A singular seawall, which can even make a storm more damaging in certain circumstances, will not work for New York City. We knew as much after Superstorm Sandy. Every subsequent major coastal weather event has demonstrated the need for new thinking — especially when that new thinking relies on tried and true lessons from nature.

Instead of an over-reliance on outdated solutions, we can take a hybrid approach informed by both natural and man-made infrastructure.

Coastal hardening strategies can be combined with "softer," albeit heavily engineered solutions to offer multiple lines of defense along the shoreline. Wetlands, salt marshes, tidal flats and oyster beds have the ability to damp wave runup and slow down their retreat, reducing erosion risk and better protecting inland buildings and structures. They also restore habitat and provide conditions for lost species to return.

By taking cues from nature itself, we can rebuild a new form of the coastal defense system we inadvertently destroyed.

By taking cues from nature itself, we can rebuild a new form of the coastal defense system we inadvertently destroyed. Some organizations are already making a significant impact in their city’s mitigation against climate change with this method. The New York City-based organization Billion Oyster Project is restoring oyster reefs across the New York harbor to protect waterfronts from storm damage, using oysters as filtration systems to clean the estuaries.
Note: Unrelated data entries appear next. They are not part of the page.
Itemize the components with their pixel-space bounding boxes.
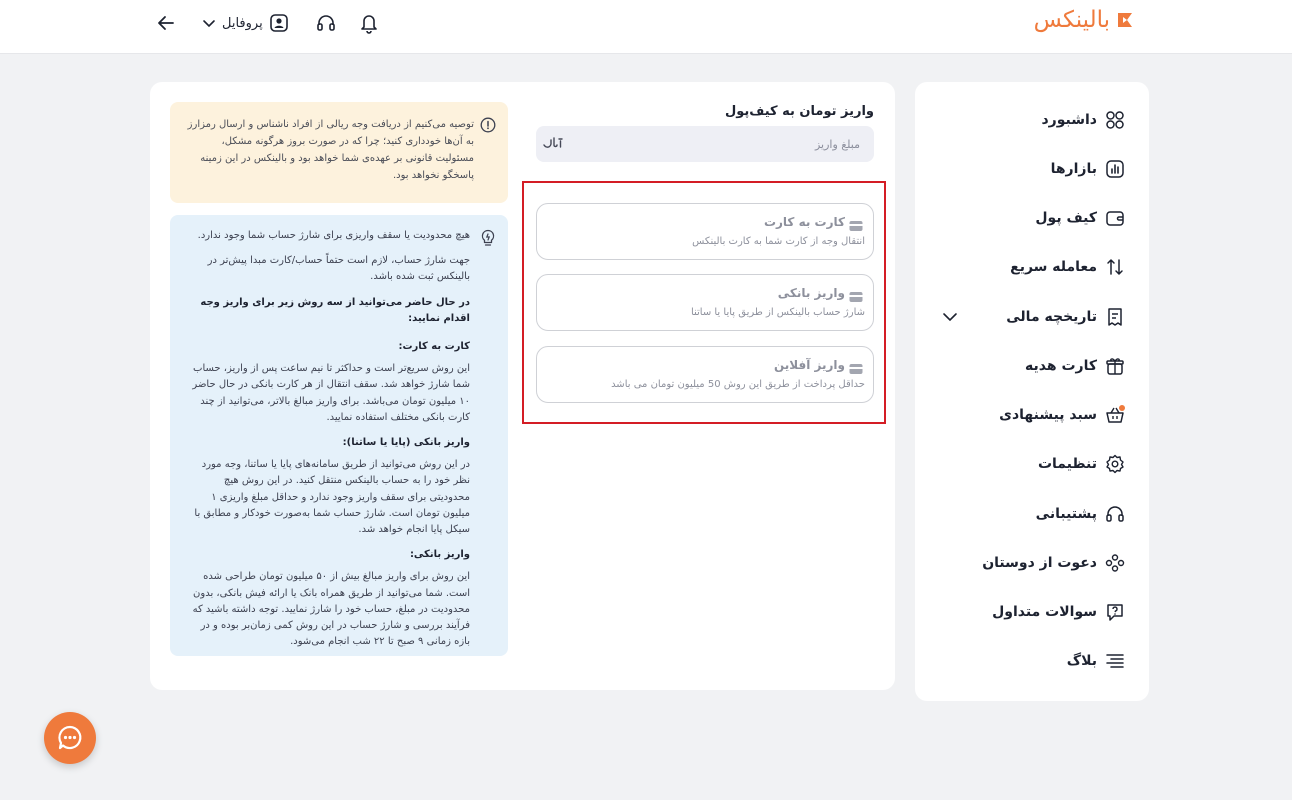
warning-exclamation-icon (480, 117, 496, 137)
brand-logo[interactable]: بالینکس (1034, 7, 1136, 33)
sidebar-item-label: دعوت از دوستان (982, 555, 1097, 571)
method-title: کارت به کارت (763, 215, 845, 229)
basket-icon (1105, 405, 1125, 425)
sidebar-item-wallet[interactable]: کیف پول (939, 205, 1125, 231)
top-header: بالینکس پروفایل (0, 0, 1292, 54)
info-heading: کارت به کارت: (398, 341, 470, 353)
sidebar-nav: داشبورد بازارها کیف پول معامله سریع تاری… (915, 82, 1149, 701)
info-paragraph: این روش سریع‌تر است و حداکثر تا نیم ساعت… (192, 363, 470, 423)
method-bank-transfer[interactable]: واریز بانکی شارژ حساب بالینکس از طریق پا… (536, 274, 874, 331)
gift-icon (1105, 356, 1125, 376)
info-heading: واریز بانکی (پایا یا ساتنا): (342, 437, 470, 449)
brand-mark-icon (1114, 9, 1136, 31)
method-card-to-card[interactable]: کارت به کارت انتقال وجه از کارت شما به ک… (536, 203, 874, 260)
sidebar-item-label: تاریخچه مالی (1006, 309, 1097, 325)
user-avatar-icon (269, 13, 289, 33)
sidebar-item-label: داشبورد (1041, 112, 1098, 128)
profile-menu[interactable]: پروفایل (202, 13, 289, 33)
toman-currency-icon (542, 135, 564, 155)
sidebar-item-label: پشتیبانی (1035, 506, 1097, 522)
method-title: واریز بانکی (777, 286, 845, 300)
profile-label: پروفایل (222, 15, 263, 31)
sidebar-item-suggested-basket[interactable]: سبد پیشنهادی (939, 402, 1125, 428)
sidebar-item-label: بلاگ (1066, 653, 1097, 669)
sidebar-item-blog[interactable]: بلاگ (939, 648, 1125, 674)
brand-name: بالینکس (1033, 7, 1110, 33)
info-paragraph: هیچ محدودیت یا سقف واریزی برای شارژ حساب… (197, 230, 470, 241)
market-chart-icon (1105, 159, 1125, 179)
deposit-panel: واریز تومان به کیف‌پول کارت به کارت انتق… (150, 82, 895, 690)
sidebar-item-financial-history[interactable]: تاریخچه مالی (939, 304, 1125, 330)
method-title: واریز آفلاین (773, 358, 845, 372)
bank-card-icon (849, 360, 863, 379)
bank-card-icon (849, 288, 863, 307)
info-paragraph: جهت شارژ حساب، لازم است حتماً حساب/کارت … (207, 255, 470, 283)
page-title: واریز تومان به کیف‌پول (724, 104, 874, 119)
notification-dot (1119, 405, 1125, 411)
sidebar-item-support[interactable]: پشتیبانی (939, 501, 1125, 527)
sidebar-item-label: کیف پول (1035, 210, 1097, 226)
sidebar-item-label: سبد پیشنهادی (999, 407, 1097, 423)
sidebar-item-dashboard[interactable]: داشبورد (939, 107, 1125, 133)
method-offline-deposit[interactable]: واریز آفلاین حداقل پرداخت از طریق این رو… (536, 346, 874, 403)
sidebar-item-label: تنظیمات (1037, 456, 1097, 472)
receipt-icon (1105, 307, 1125, 327)
warning-text: توصیه می‌کنیم از دریافت وجه ریالی از افر… (187, 119, 474, 181)
sidebar-item-markets[interactable]: بازارها (939, 156, 1125, 182)
sidebar-item-label: کارت هدیه (1025, 358, 1097, 374)
sidebar-item-invite-friends[interactable]: دعوت از دوستان (939, 550, 1125, 576)
lightbulb-icon (480, 229, 496, 251)
chevron-down-icon[interactable] (941, 308, 959, 330)
bank-card-icon (849, 217, 863, 236)
warning-notice: توصیه می‌کنیم از دریافت وجه ریالی از افر… (170, 102, 508, 203)
wallet-icon (1105, 208, 1125, 228)
amount-input[interactable] (610, 126, 860, 162)
info-notice: هیچ محدودیت یا سقف واریزی برای شارژ حساب… (170, 215, 508, 656)
method-description: حداقل پرداخت از طریق این روش 50 میلیون ت… (611, 379, 865, 390)
swap-arrows-icon (1105, 257, 1125, 277)
sidebar-item-settings[interactable]: تنظیمات (939, 451, 1125, 477)
dashboard-grid-icon (1105, 110, 1125, 130)
sidebar-item-label: سوالات متداول (992, 604, 1097, 620)
info-paragraph: این روش برای واریز مبالغ بیش از ۵۰ میلیو… (192, 571, 470, 648)
info-heading: واریز بانکی: (409, 549, 470, 561)
notification-bell-icon[interactable] (359, 12, 379, 34)
support-headset-icon[interactable] (315, 12, 337, 34)
sidebar-item-label: بازارها (1050, 161, 1097, 177)
headset-icon (1105, 504, 1125, 524)
sidebar-item-label: معامله سریع (1010, 259, 1097, 275)
method-description: انتقال وجه از کارت شما به کارت بالینکس (692, 236, 865, 247)
info-paragraph: در این روش می‌توانید از طریق سامانه‌های … (194, 459, 470, 536)
text-lines-icon (1105, 651, 1125, 671)
chat-button[interactable] (44, 712, 96, 764)
amount-field (536, 126, 874, 162)
chat-bubble-icon (56, 724, 84, 752)
chevron-down-icon (202, 16, 216, 30)
sidebar-item-gift-card[interactable]: کارت هدیه (939, 353, 1125, 379)
method-description: شارژ حساب بالینکس از طریق پایا یا ساتنا (690, 307, 865, 318)
sidebar-item-quick-trade[interactable]: معامله سریع (939, 254, 1125, 280)
info-heading: در حال حاضر می‌توانید از سه روش زیر برای… (200, 296, 470, 324)
back-arrow-icon[interactable] (156, 13, 176, 33)
question-icon (1105, 602, 1125, 622)
gear-icon (1105, 454, 1125, 474)
sidebar-item-faq[interactable]: سوالات متداول (939, 599, 1125, 625)
people-icon (1105, 553, 1125, 573)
In Brooklyn, the proposed River Ring development, designed by Field Operations and Bjarke Ingels Group, is designed to lower flood risk to protect more than 500 inland buildings from flooding. It comes with its very own resilient in-water park, includes a public beach, and 3 acres of open space and 3 acres of protected in-water access. It will be open to all New Yorkers and visitors, with the plan intentionally designed to draw the public into the space to engage with their waterfront.

Hunter’s Point South Park in Long Island City, by SWA/Balsley and Weiss/Manfredi with Arup, strategically uses both green and gray shoreline design techniques that include tidal wetlands, planted revetments, sea wall and platform structures — and serves as a great model for coastal development in urban areas by combining resilience, ecological enhancement and public access.

We have the evidence at hand now, we know what to do, but the question is can we actually implement it? A number of organizations and developers seek solutions to our collective climate crisis, and if we don’t move forward with ambitious projects that use smart design standards, there will be no safe waterfront to design for.